Tuesday, July 7, 2009

Faith

More on faith I suppose. Last Sunday I heard a great message that spoke about faith. I'll be honest; it wasn't anything I hadn't heard before. Nevertheless, it was plenty that I had chosen not to practice and believe. It's easy to say you believe something. It's a little more difficult to actually believe that something exists in the world. It can be very difficult to believe that something can and will happen in your own life. Confusing wording yes.

This is how I have placed God for a while. I pray. I read His word...not as often as I should but I read. I believe Jesus is supreme Lord. I know he does incredible things. But in my arrogance, I haven't believed that He does this for me. I guess I think I'm somehow special so that God overlooks me and doesn't care or love me as much. Then to further my arrogance, I believe that I have to work to make God be proud of me and to love me. And then I fail. And then I fall farther and farther. All of this because of a weak faith.
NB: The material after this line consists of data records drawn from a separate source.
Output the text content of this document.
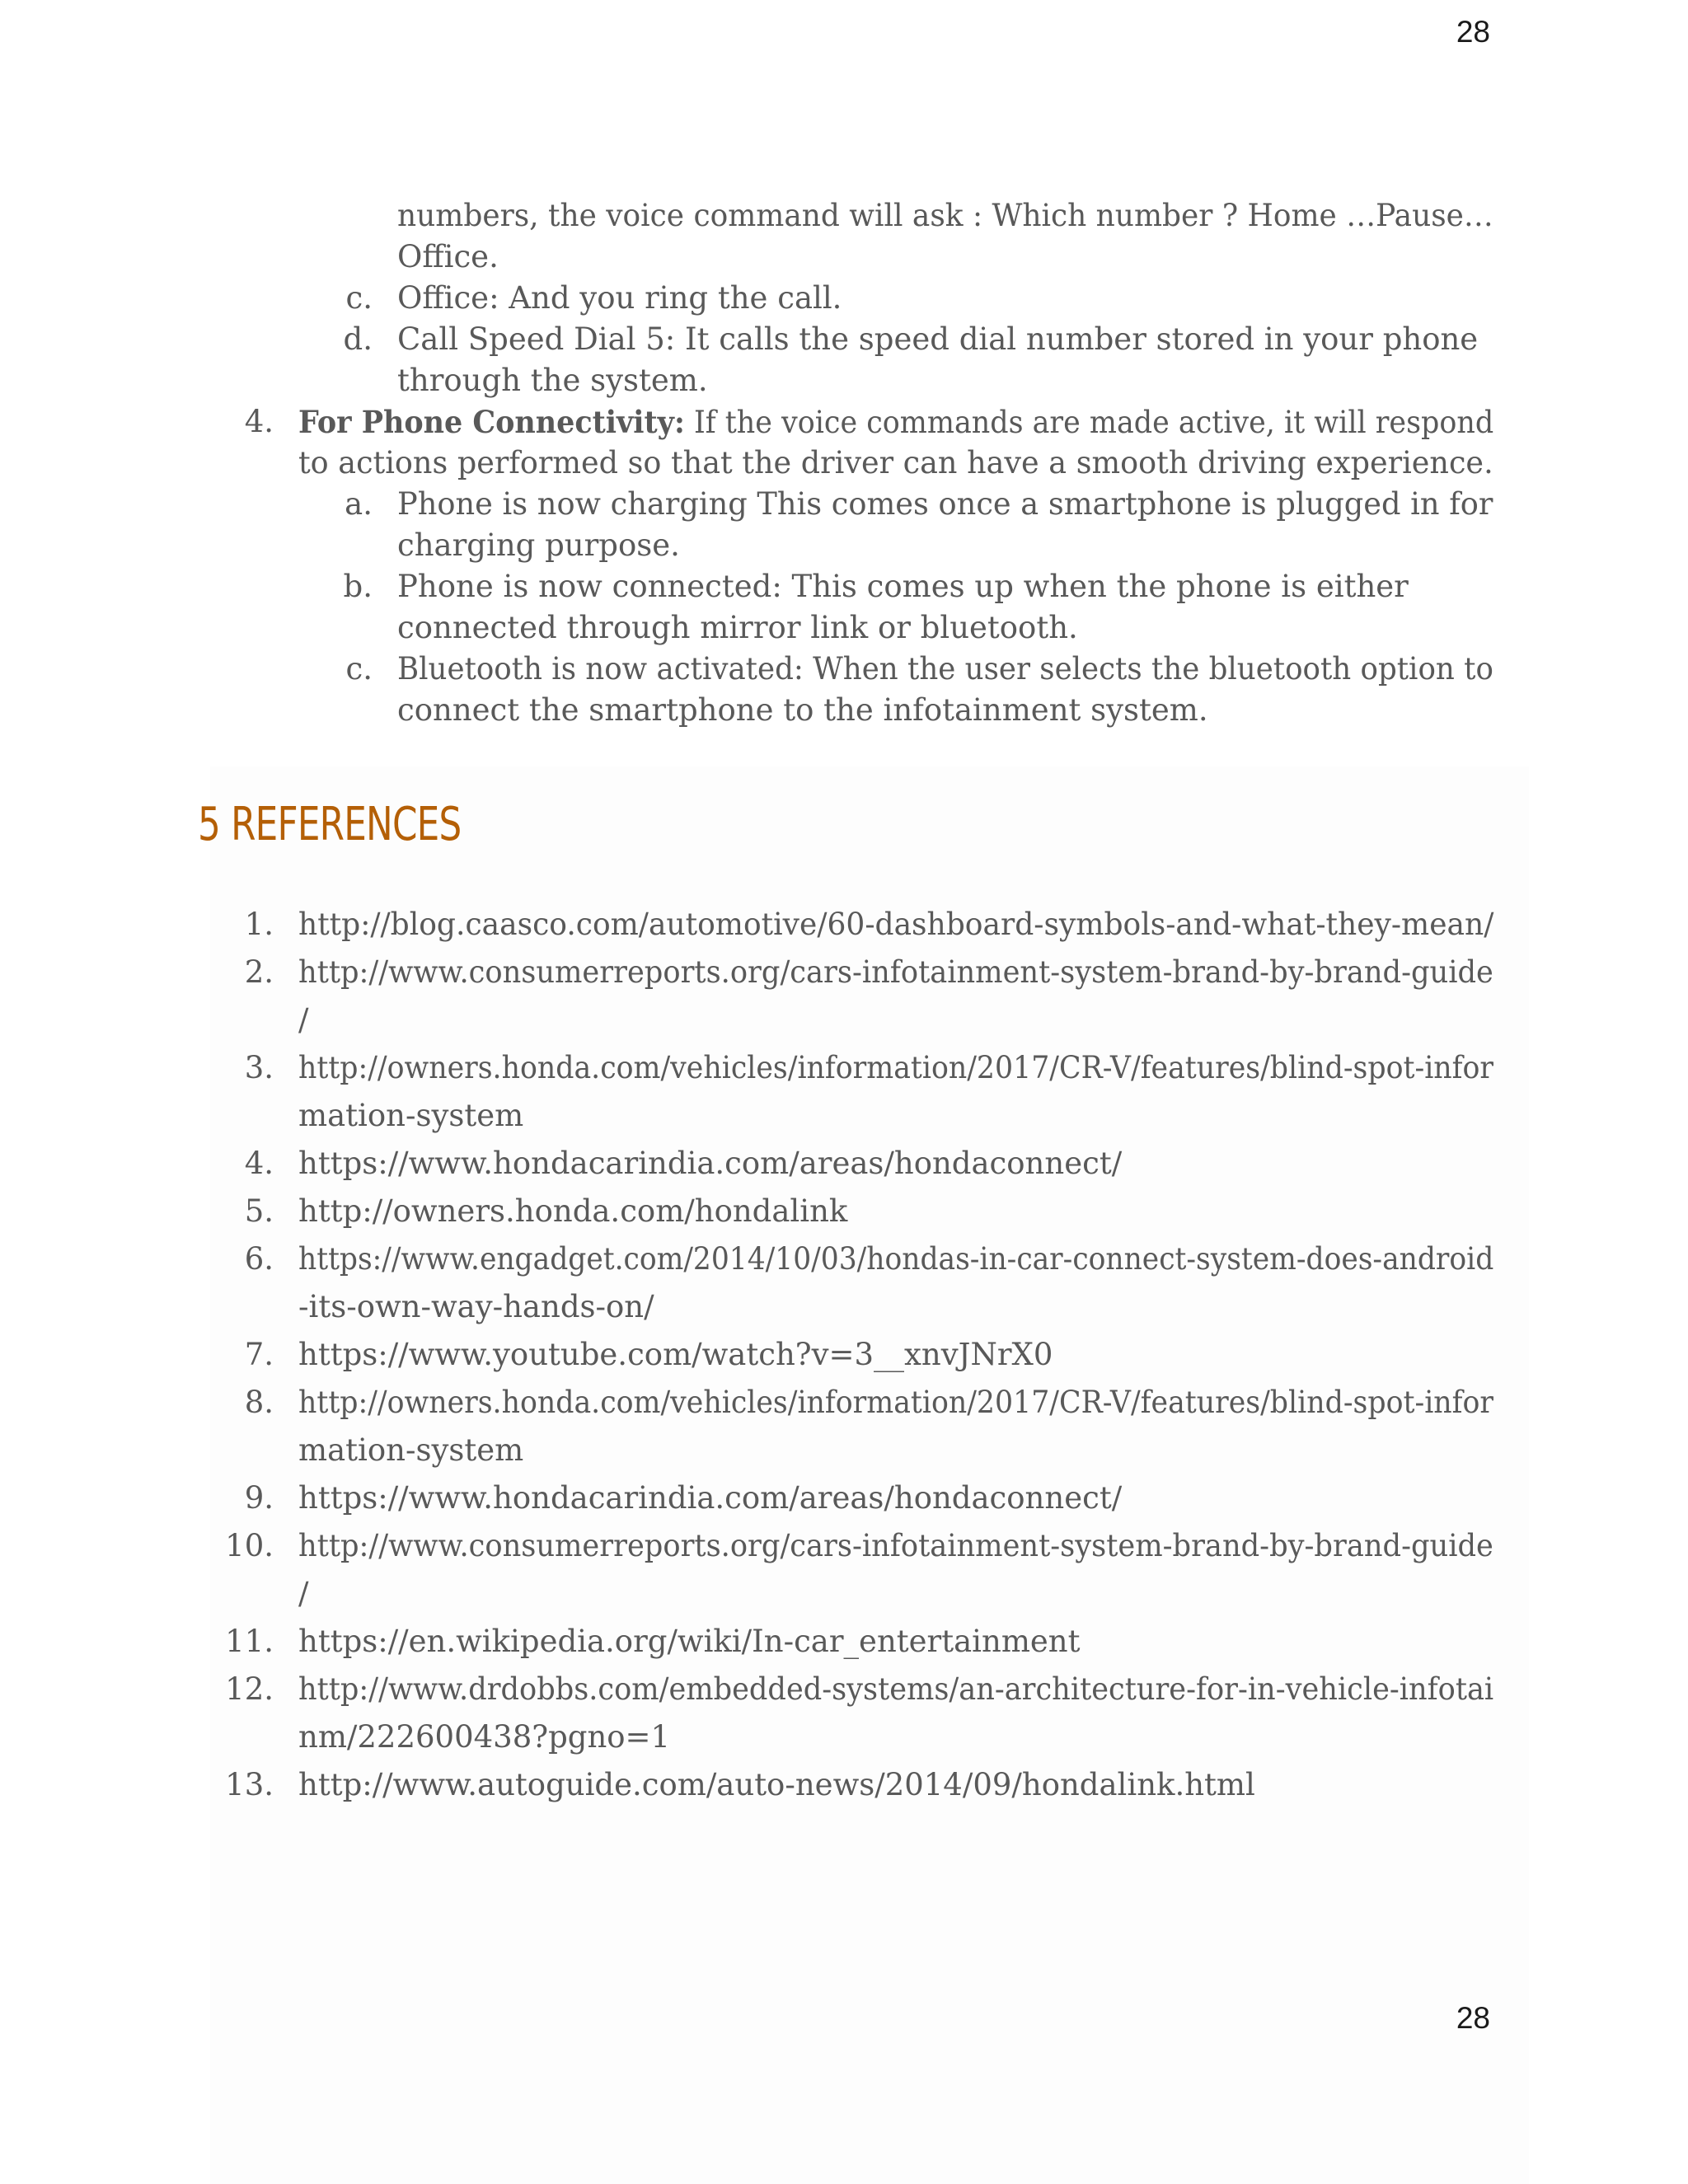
28
numbers, the voice command will ask : Which number ? Home …Pause…
Office.
c. Office: And you ring the call.
d. Call Speed Dial 5: It calls the speed dial number stored in your phone
through the system.
4. For Phone Connectivity: If the voice commands are made active, it will respond
to actions performed so that the driver can have a smooth driving experience.
a. Phone is now charging This comes once a smartphone is plugged in for
charging purpose.
b. Phone is now connected: This comes up when the phone is either
connected through mirror link or bluetooth.
c. Bluetooth is now activated: When the user selects the bluetooth option to
connect the smartphone to the infotainment system.
5 REFERENCES
1. http://blog.caasco.com/automotive/60-dashboard-symbols-and-what-they-mean/
2. http://www.consumerreports.org/cars-infotainment-system-brand-by-brand-guide
/
3. http://owners.honda.com/vehicles/information/2017/CR-V/features/blind-spot-infor
mation-system
4. https://www.hondacarindia.com/areas/hondaconnect/
5. http://owners.honda.com/hondalink
6. https://www.engadget.com/2014/10/03/hondas-in-car-connect-system-does-android
-its-own-way-hands-on/
7. https://www.youtube.com/watch?v=3__xnvJNrX0
8. http://owners.honda.com/vehicles/information/2017/CR-V/features/blind-spot-infor
mation-system
9. https://www.hondacarindia.com/areas/hondaconnect/
10. http://www.consumerreports.org/cars-infotainment-system-brand-by-brand-guide
/
11. https://en.wikipedia.org/wiki/In-car_entertainment
12. http://www.drdobbs.com/embedded-systems/an-architecture-for-in-vehicle-infotai
nm/222600438?pgno=1
13. http://www.autoguide.com/auto-news/2014/09/hondalink.html
28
When trials come, I just say that it's just what I deserve. I think that it shows that God doesn't like me at all. I've failed to live up to what I should have been.

I know alot of this seems like a far throw from faith, but that is what it is all centered around. I haven't had a faith that God will sustain me and provide for me. I haven't believed that as a believer His power is in me. When the slightest trial comes, I surrender instead of persevering. And what is faith if it buckles under the smallest stress. Is that really faith at all?

I can see that it's time for me to make changes in my attitudes. I know I'll never be perfect or measure up, so it's useless to try to earn the grace of God. It's time to have faith that God will come through in my life: to make faith more personal. It's time to persevere in tough times knowing that the one I trust my soul with is also trustworthy of my day to day life. To put it in the simplest terms, it's time to really believe.